This report shines a light on the predicament facing single homeless adults, who often struggle to access mainstream housing options and so end up cycling in and out of low-quality temporary accommodation, which has impacts on their health and creates future costs for local services.
Here is the report:
It was produced by IPPR in february 2016. they said;

“Too many single homeless households do not get full state support to find a permanent place to live. The absence of housing options during times of personal crisis means that many single homeless adults are driven towards the most dreadful corners of the English housing market, forced to live in bed-and-breakfast accommodation, private hostels and short-stay houses in multiple occupation (known collectively as ‘unsupported temporary accommodation’). The physical and social conditions in these dwellings are often appalling. There is limited statutory control over who is placed or directed to the accommodation, and enforcement activity on the conditions of dwellings and quality of the management is often found wanting.

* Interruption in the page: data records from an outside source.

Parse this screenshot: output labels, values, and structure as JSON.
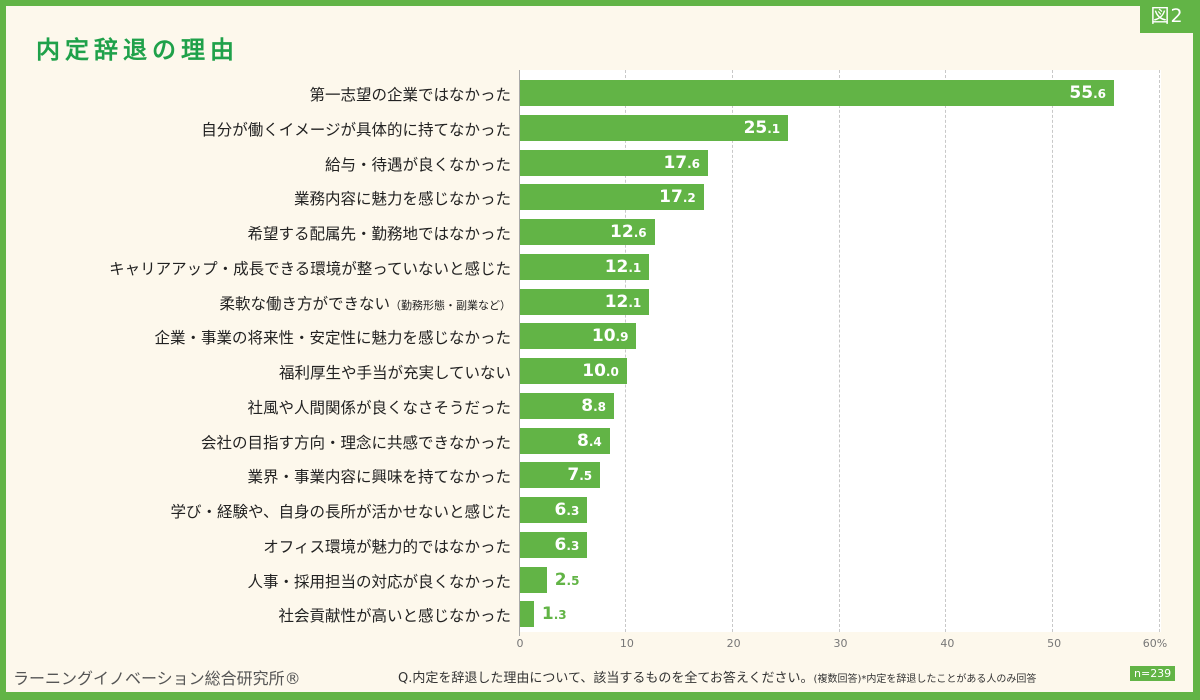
{
  "header": {
    "title": "内定辞退の理由",
    "figure_tag": "図2"
  },
  "footer": {
    "brand": "ラーニングイノベーション総合研究所®",
    "question": "Q.内定を辞退した理由について、該当するものを全てお答えください。",
    "question_note": "(複数回答)*内定を辞退したことがある人のみ回答",
    "sample_size": "n=239"
  },
  "colors": {
    "accent": "#62b446",
    "title": "#1fa14a",
    "background": "#fdf8ec"
  },
  "chart_data": {
    "type": "bar",
    "orientation": "horizontal",
    "title": "内定辞退の理由",
    "xlabel": "",
    "ylabel": "",
    "xlim": [
      0,
      60
    ],
    "x_unit": "%",
    "x_ticks": [
      "0",
      "10",
      "20",
      "30",
      "40",
      "50",
      "60%"
    ],
    "grid": true,
    "categories": [
      "第一志望の企業ではなかった",
      "自分が働くイメージが具体的に持てなかった",
      "給与・待遇が良くなかった",
      "業務内容に魅力を感じなかった",
      "希望する配属先・勤務地ではなかった",
      "キャリアアップ・成長できる環境が整っていないと感じた",
      "柔軟な働き方ができない（勤務形態・副業など）",
      "企業・事業の将来性・安定性に魅力を感じなかった",
      "福利厚生や手当が充実していない",
      "社風や人間関係が良くなさそうだった",
      "会社の目指す方向・理念に共感できなかった",
      "業界・事業内容に興味を持てなかった",
      "学び・経験や、自身の長所が活かせないと感じた",
      "オフィス環境が魅力的ではなかった",
      "人事・採用担当の対応が良くなかった",
      "社会貢献性が高いと感じなかった"
    ],
    "values": [
      55.6,
      25.1,
      17.6,
      17.2,
      12.6,
      12.1,
      12.1,
      10.9,
      10.0,
      8.8,
      8.4,
      7.5,
      6.3,
      6.3,
      2.5,
      1.3
    ]
  },
  "rows": [
    {
      "label": "第一志望の企業ではなかった",
      "note": "",
      "int": "55",
      "dec": ".6"
    },
    {
      "label": "自分が働くイメージが具体的に持てなかった",
      "note": "",
      "int": "25",
      "dec": ".1"
    },
    {
      "label": "給与・待遇が良くなかった",
      "note": "",
      "int": "17",
      "dec": ".6"
    },
    {
      "label": "業務内容に魅力を感じなかった",
      "note": "",
      "int": "17",
      "dec": ".2"
    },
    {
      "label": "希望する配属先・勤務地ではなかった",
      "note": "",
      "int": "12",
      "dec": ".6"
    },
    {
      "label": "キャリアアップ・成長できる環境が整っていないと感じた",
      "note": "",
      "int": "12",
      "dec": ".1"
    },
    {
      "label": "柔軟な働き方ができない",
      "note": "（勤務形態・副業など）",
      "int": "12",
      "dec": ".1"
    },
    {
      "label": "企業・事業の将来性・安定性に魅力を感じなかった",
      "note": "",
      "int": "10",
      "dec": ".9"
    },
    {
      "label": "福利厚生や手当が充実していない",
      "note": "",
      "int": "10",
      "dec": ".0"
    },
    {
      "label": "社風や人間関係が良くなさそうだった",
      "note": "",
      "int": "8",
      "dec": ".8"
    },
    {
      "label": "会社の目指す方向・理念に共感できなかった",
      "note": "",
      "int": "8",
      "dec": ".4"
    },
    {
      "label": "業界・事業内容に興味を持てなかった",
      "note": "",
      "int": "7",
      "dec": ".5"
    },
    {
      "label": "学び・経験や、自身の長所が活かせないと感じた",
      "note": "",
      "int": "6",
      "dec": ".3"
    },
    {
      "label": "オフィス環境が魅力的ではなかった",
      "note": "",
      "int": "6",
      "dec": ".3"
    },
    {
      "label": "人事・採用担当の対応が良くなかった",
      "note": "",
      "int": "2",
      "dec": ".5"
    },
    {
      "label": "社会貢献性が高いと感じなかった",
      "note": "",
      "int": "1",
      "dec": ".3"
    }
  ]
}
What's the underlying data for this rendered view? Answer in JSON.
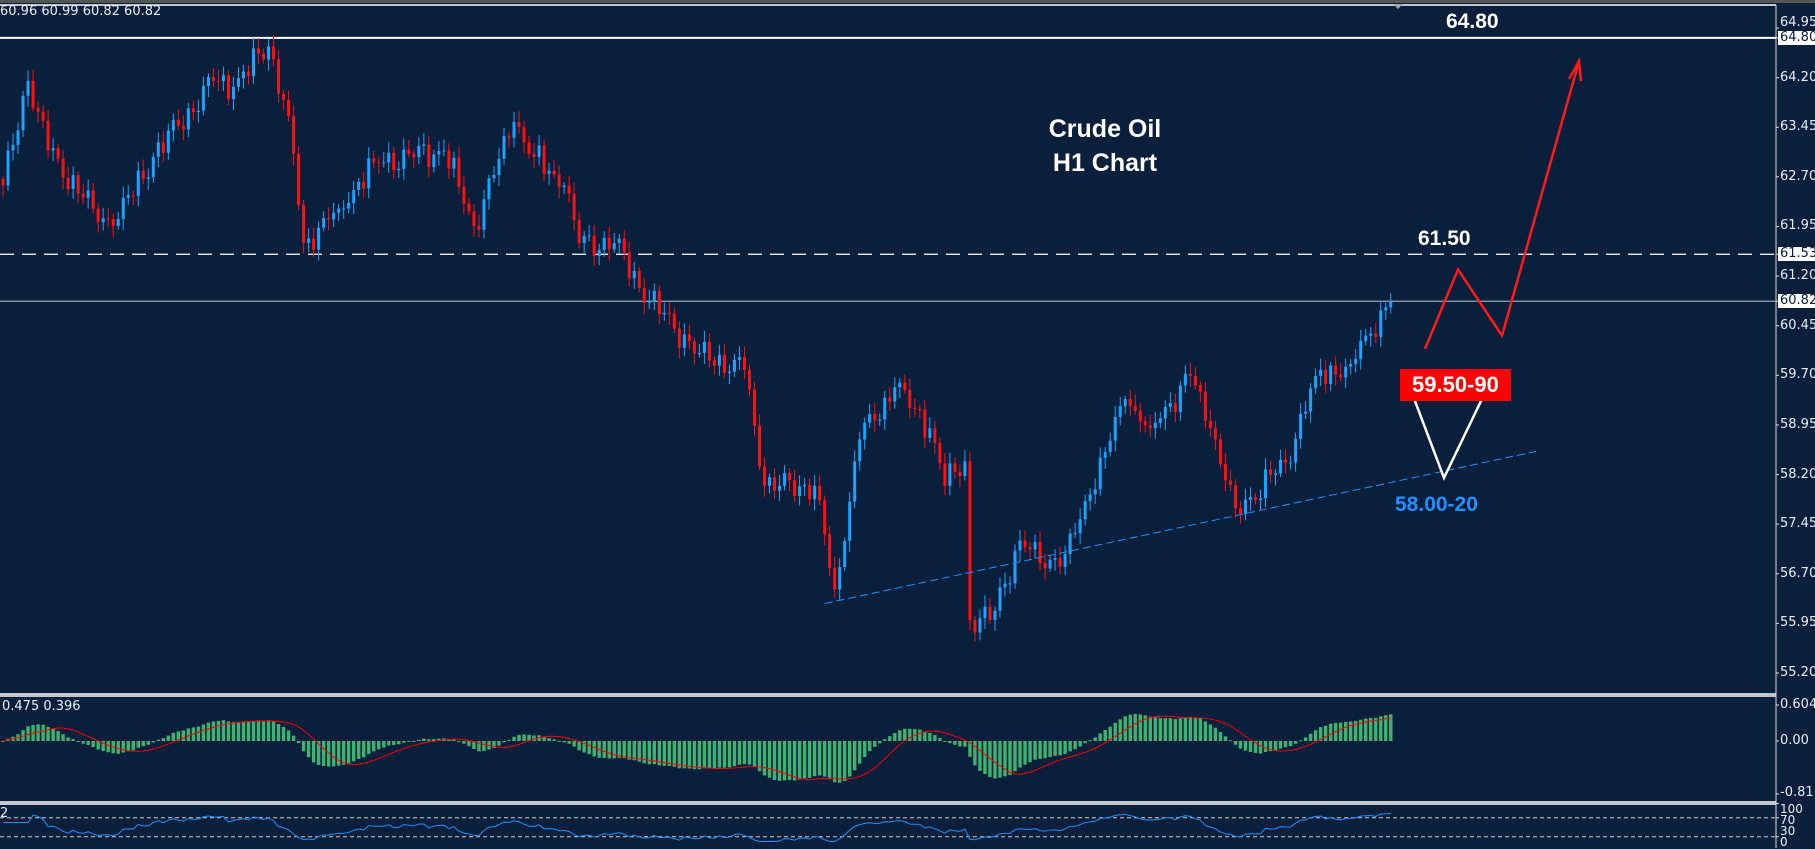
{
  "header": {
    "ohlc_readout": "60.96 60.99 60.82 60.82"
  },
  "annotations": {
    "title_line1": "Crude Oil",
    "title_line2": "H1 Chart",
    "resistance_high": "64.80",
    "resistance_mid": "61.50",
    "buy_zone": "59.50-90",
    "support_zone": "58.00-20"
  },
  "colors": {
    "background": "#0a1f3b",
    "bull_candle": "#1aa3ff",
    "bear_candle": "#ff1010",
    "macd_histogram": "#3cb371",
    "macd_signal": "#ff0000",
    "rsi_line": "#1e90ff",
    "trendline": "#1e90ff",
    "projection_red": "#ff1a1a",
    "projection_white": "#ffffff"
  },
  "chart_data": {
    "type": "candlestick",
    "symbol": "Crude Oil",
    "timeframe": "H1",
    "ylim": [
      55.2,
      64.95
    ],
    "y_ticks": [
      "64.95",
      "64.20",
      "63.45",
      "62.70",
      "61.95",
      "61.20",
      "60.45",
      "59.70",
      "58.95",
      "58.20",
      "57.45",
      "56.70",
      "55.95",
      "55.20"
    ],
    "price_markers": [
      "64.80",
      "61.53",
      "60.82"
    ],
    "horizontal_lines": [
      {
        "price": 64.8,
        "style": "solid"
      },
      {
        "price": 61.53,
        "style": "dashed"
      },
      {
        "price": 60.82,
        "style": "solid-gray"
      }
    ],
    "trendline": {
      "from": [
        164,
        56.25
      ],
      "to": [
        306,
        58.55
      ],
      "style": "dashed"
    },
    "close_anchors": [
      [
        0,
        62.57
      ],
      [
        5,
        64.15
      ],
      [
        9,
        63.1
      ],
      [
        18,
        62.22
      ],
      [
        22,
        61.96
      ],
      [
        30,
        63.0
      ],
      [
        42,
        64.15
      ],
      [
        46,
        64.06
      ],
      [
        53,
        64.67
      ],
      [
        57,
        63.62
      ],
      [
        60,
        61.7
      ],
      [
        67,
        62.22
      ],
      [
        74,
        62.92
      ],
      [
        88,
        63.1
      ],
      [
        94,
        61.96
      ],
      [
        102,
        63.53
      ],
      [
        106,
        63.0
      ],
      [
        112,
        62.57
      ],
      [
        115,
        61.7
      ],
      [
        122,
        61.7
      ],
      [
        129,
        60.83
      ],
      [
        139,
        60.04
      ],
      [
        148,
        59.78
      ],
      [
        152,
        58.03
      ],
      [
        162,
        58.03
      ],
      [
        166,
        56.46
      ],
      [
        171,
        58.73
      ],
      [
        178,
        59.52
      ],
      [
        185,
        58.9
      ],
      [
        188,
        58.03
      ],
      [
        192,
        58.4
      ],
      [
        193,
        56.0
      ],
      [
        197,
        56.0
      ],
      [
        203,
        57.2
      ],
      [
        207,
        56.86
      ],
      [
        212,
        57.0
      ],
      [
        217,
        57.9
      ],
      [
        224,
        59.34
      ],
      [
        229,
        58.9
      ],
      [
        237,
        59.69
      ],
      [
        241,
        58.9
      ],
      [
        246,
        57.69
      ],
      [
        249,
        57.86
      ],
      [
        256,
        58.38
      ],
      [
        262,
        59.69
      ],
      [
        269,
        59.87
      ],
      [
        272,
        60.3
      ],
      [
        277,
        60.82
      ]
    ],
    "macd": {
      "readout": "0.475 0.396",
      "y_ticks": [
        "0.604",
        "0.00",
        "-0.811"
      ],
      "ylim": [
        -0.811,
        0.604
      ]
    },
    "rsi": {
      "readout": "2",
      "y_ticks": [
        "100",
        "70",
        "30",
        "0"
      ],
      "levels": [
        70,
        30
      ]
    },
    "projections": {
      "red_path_prices": [
        60.1,
        61.3,
        60.3,
        64.45
      ],
      "white_path_prices": [
        59.55,
        58.15,
        59.5
      ]
    }
  }
}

Part of the problem is that this is a group of hidden homeless households, and their plight and housing largely go unseen and undocumented. As a result there are no accurate estimates of the number of single homeless households living in B&Bs or good records of the number of bedspaces this sector provides. Previous estimates have suggested the problem is considerable: for instance, research by Shelter suggests that single homeless use of private B&Bs and hostels is 5–10 times greater than is reported in quarterly government data (see Credland 2004, Crisis 2006).

The practical and policy interventions in this report are structured around the four stages of a typical stay, with a view to providing support at each stage and breaking the cycle many people face as they move into, out of and back into unsupported temporary accommodation. We seek to repair the ‘control deficit’ that many tenants feel when they move into unsupported temporary accommodation, and also to build their experiences into a positive ‘feedback loop’ between tenants and local actors.

Rather than rely on the Westminster government’s agenda in this area, we propose local but system-wide changes designed to empower tenants to have more control over their own journey, and to have a positive impact on the health and wellbeing of the people who live in unsupported temporary accommodation.